Emails have, for some time now, been the primary method of communication between parties to commercial transactions with many organisations becoming “paper free” or “paper light”. This has its advantages and disadvantages. There is a rumour that in the 12 months following a decision to go “paper free” by a large company in the transport sector, the organisation’s use of paper quadrupled. People were printing out documents because (in the days when screen resolution was not what it is now) they preferred to read a hard copy. They then shredded the paper so as not to offend the “tidy desk” policy. If the document needed to be reviewed at a later date, it was printed again, and again and again…

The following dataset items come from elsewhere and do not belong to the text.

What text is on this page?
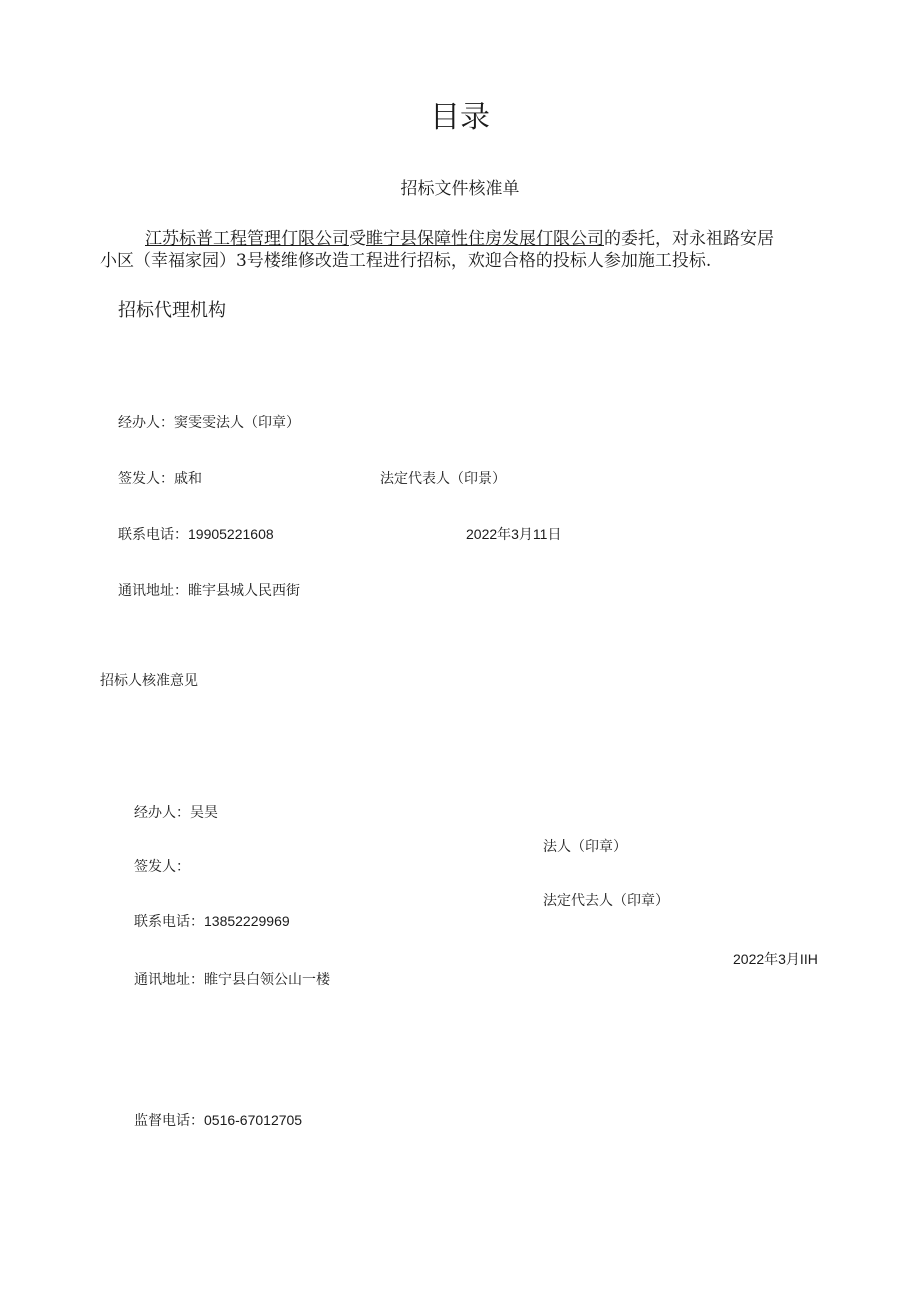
目录
招标文件核准单
江苏标普工程管理仃限公司受睢宁县保障性住房发展仃限公司的委托，对永祖路安居
小区（幸福家园）3号楼维修改造工程进行招标，欢迎合格的投标人参加施工投标.
招标代理机构
经办人：窦雯雯法人（印章）
签发人：戚和	法定代表人（印景）
联系电话：19905221608	2022年3月11日
通讯地址：睢宇县城人民西街
招标人核准意见
经办人：吴昊
法人（印章）
签发人：
法定代去人（印章）
联系电话：13852229969
2022年3月IIH
通讯地址：睢宁县白领公山一楼
监督电话：0516-67012705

One of the problems with email is the dedicated inbox that can only be accessed by the recipient. An email sent to somebody who is on holiday might get an automated reply boldly declaring that “I will not be reviewing emails” but this does not mean that the message has not been sent. In the old days, paper versions of legal proceedings were sometimes posted immediately before the Christmas holidays in the hope that nobody would open the post until after the time for acknowledgement of service had to be filed – resulting in a default judgment. As a young lawyer, I was occasionally given keys to various client offices over the holiday period and asked to check for any legal proceedings served by post. This was known as “writ patrol”. It then morphed into “adjudication patrol” after the Construction Act 1996 came into force.

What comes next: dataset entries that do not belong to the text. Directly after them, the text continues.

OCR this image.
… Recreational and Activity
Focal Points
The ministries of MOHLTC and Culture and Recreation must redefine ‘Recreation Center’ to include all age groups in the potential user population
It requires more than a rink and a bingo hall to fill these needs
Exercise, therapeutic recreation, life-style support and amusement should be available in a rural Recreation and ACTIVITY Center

Carrying out these patrols with multiple email inboxes is not really practical, so many organisations (particularly in-house legal departments) started putting notices in their communications and contracts that the service of legal proceedings was not accepted by email. This was expanded to provisions in agreements stating that contractual notices (especially those requiring a response within a specific period of time) could not be sent by email.

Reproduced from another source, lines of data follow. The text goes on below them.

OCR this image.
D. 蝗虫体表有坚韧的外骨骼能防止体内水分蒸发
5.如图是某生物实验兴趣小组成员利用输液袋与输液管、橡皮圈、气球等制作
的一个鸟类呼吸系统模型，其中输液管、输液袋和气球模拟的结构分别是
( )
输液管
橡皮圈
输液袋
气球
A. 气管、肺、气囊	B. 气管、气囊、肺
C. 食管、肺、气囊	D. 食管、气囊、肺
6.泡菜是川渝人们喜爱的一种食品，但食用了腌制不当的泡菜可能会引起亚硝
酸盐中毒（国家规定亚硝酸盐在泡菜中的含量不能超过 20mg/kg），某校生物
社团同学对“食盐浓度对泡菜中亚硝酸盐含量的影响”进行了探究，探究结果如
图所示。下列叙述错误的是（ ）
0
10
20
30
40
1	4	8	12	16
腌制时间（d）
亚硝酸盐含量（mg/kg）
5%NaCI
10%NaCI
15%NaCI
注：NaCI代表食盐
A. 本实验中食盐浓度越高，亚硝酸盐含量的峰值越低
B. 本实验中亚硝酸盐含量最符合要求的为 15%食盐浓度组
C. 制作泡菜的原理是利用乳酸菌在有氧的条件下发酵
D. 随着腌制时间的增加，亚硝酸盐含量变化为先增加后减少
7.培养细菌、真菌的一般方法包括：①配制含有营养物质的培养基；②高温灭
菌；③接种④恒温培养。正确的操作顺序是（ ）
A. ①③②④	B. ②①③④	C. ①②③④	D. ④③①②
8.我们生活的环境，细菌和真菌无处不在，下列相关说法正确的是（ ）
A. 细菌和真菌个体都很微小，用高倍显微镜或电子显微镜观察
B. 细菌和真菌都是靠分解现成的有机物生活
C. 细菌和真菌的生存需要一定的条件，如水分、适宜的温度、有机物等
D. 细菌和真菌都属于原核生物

The Neocleous case got me thinking whether people will start adding some extra words to their auto-signature saying that the signature is not a “signature” for the purposes of land transactions. This might be extended to all contracts including construction contracts, some of which are entered into accidentally, incompletely or not all – leading to the Scheme for Construction Contracts 1998 applying or even a quantum meruit claim.
Although lawyers would obviously prefer contracts to be entered into “properly”, such a statement in an email would be a double-edged sword. It would be difficult to predict in advance whether (under future circumstances) you would (or would not) want a particular email to be capable of concluding the contract. For many, I think that this idea will be dropped into the “too difficult box”.
As email becomes a bit “last century”, I wonder if we will see the same discussions in relation to the messaging capabilities of social media, texting, WhatsApp and the like.
These are clearly the days of the advent of electronic contracts and signatures but the process is by no means complete. Interesting times. More to follow.
In the meantime let’s heed the warning from Tom Tom Club by saying what we mean and meaning what we say.